Интересно посмотреть, как моя настоящая «обаятельная» личность связана с финансовыми рынками и моим прежним «я» в качестве руководителя фонда. Это дает мне возможность заключать сделки и манипулировать рынками, но лишает возможности руководить деньгами. Мои высказывания могут изменить рынки, хотя я стараюсь не злоупотреблять этой властью. В то же время я потерял способность оперировать в границах рынка, как я это делал ранее. Я разрушил механизм боли и волнения, который ранее руководил моими действиями. Это – длинная история, я уже рассказывал ее. Изменения произошли задолго до того, как я приобрел свое «обаяние». Когда я был действующим руководителем фонда, я избегал публичности. Я считал фотографию на обложке финансового журнала поцелуем смерти. Это было почти предубеждением, но хорошо подкреплялось фактами. Легко понять, почему. Известность породила бы чувство эйфории, и даже если бы я боролся с ним, эта борьба выбила бы меня из седла. И если я высказывал мнение о рынке публично, мне было тяжело изменить свою точку зрения.
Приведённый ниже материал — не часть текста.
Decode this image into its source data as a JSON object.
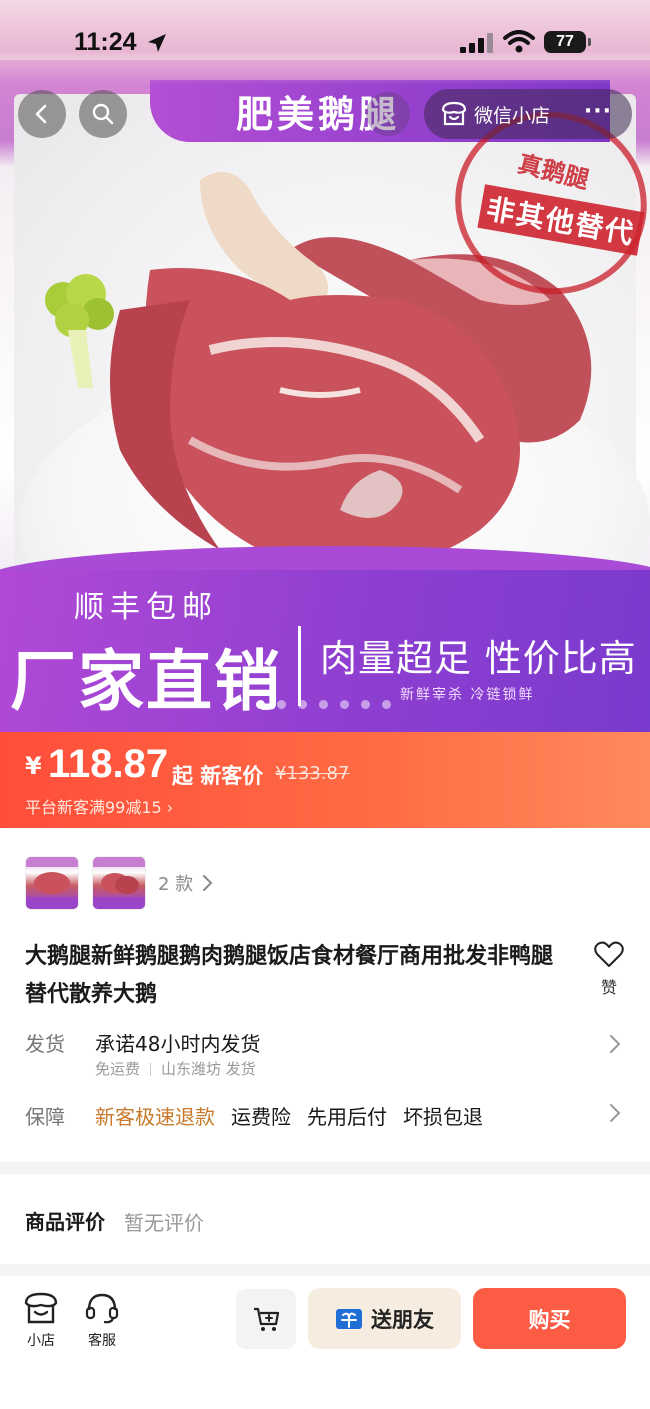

Очевидно, что деятельность на финансовых рынках требует другого склада ума, чем деятельность в социальной, политической или организационной областях, или чем деятельность рядового человека. Это положение также подкрепляется доказательствами. В большинстве финансовых институтов существует напряженность между теми, кто приносит прибыль, и менеджерами, ответственными за организацию, или, по крайней мере, такая напряженность существовала, когда я был знаком с деятельностью этих институтов, и самые талантливые их тех, кто зарабатывал прибыль, предпочитали действовать самостоятельно. Это был генезис истории страховых фондов.
3
Страховые фонды занимаются самыми разнообразными видами инвестиционной деятельности. Они работают с умудренными опытом инвесторами, и на них не распространяются законы, регулирующие деятельность взаимных фондов. Оплата труда менеджеров зависит от результатов их деятельности, а не составляет фиксированный процент активов. Более точным названием для таких фондов было бы «производительные фонды».